Clinical study of anemia in rural school children of Mangalore, Karnataka, India

Mahroof M. K., Shamshad Ahmed Khan, Prakash Saldanha


Background: The study was conducted to know the prevalence of anemia in rural school children located within 15km radius of Yenepoya Medical college hospital, Mangalore and to study the risk factors associated with anemia also to correlate the detection of anemia by clinical examination and by lab estimation of hemoglobin.
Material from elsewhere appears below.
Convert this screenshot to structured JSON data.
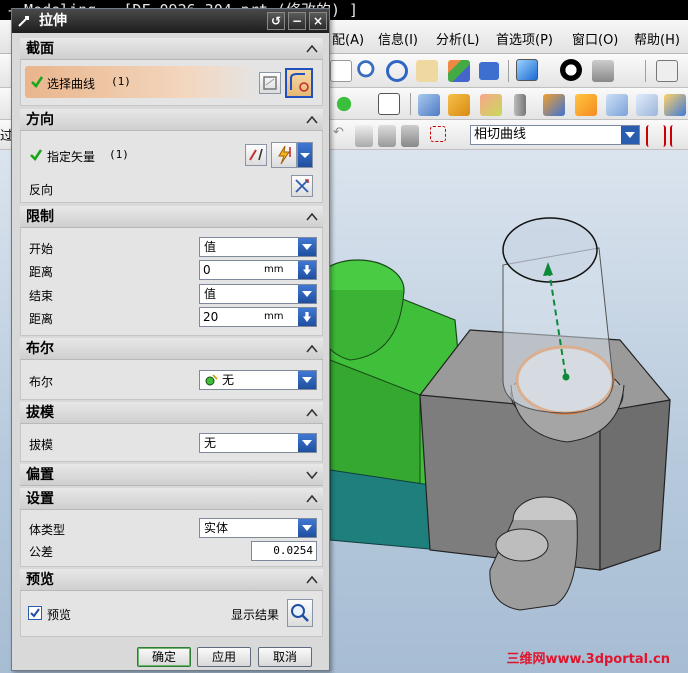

Methods: A total of 550 children in the age group of 6-15 years were included in this study. Parental informed consent was obtained. A preplanner questionnaire was used to collect the health and socio demographic details. Blood was collected by venepuncture method and haemoglobin was determined by automated sysmex machine. Diagnosis of anemia was made according to WHO cut off value of Hb.

Results: Out of 550 children 114(20.6%) were anemic. There was no significant difference between age and sex. Anemia was found to be more prevalent in children with h/o passing worms, undernourished, pica and low socio-economic status. Out of 550 children 174 children had conjunctival pallor on clinical examination. Among that 58 (33.3%) children had anemia on hemoglobin estimation. Majority of the children 116 (66.7%) who had pallor on clinical examination was found as non-anemic on hemoglobin estimation. On kappa co efficient, statistics showed that two examinations to detect anemia was 18.47 %, which indicates poor agreement.

Conclusions: The overall prevalence of anemia among rural population is variable depending upon the region. Major factors which influence the prevalence of anemia were nutrition, socioeconomic status, pica and worm infestation. Clinical diagnosis by examination of pallor is poorly correlated by estimation of haemoglobin, hence anemia cannot be diagnosed by detection of pallor alone and it requires lab haemoglobin estimation to prevent wrong diagnosis of anemia.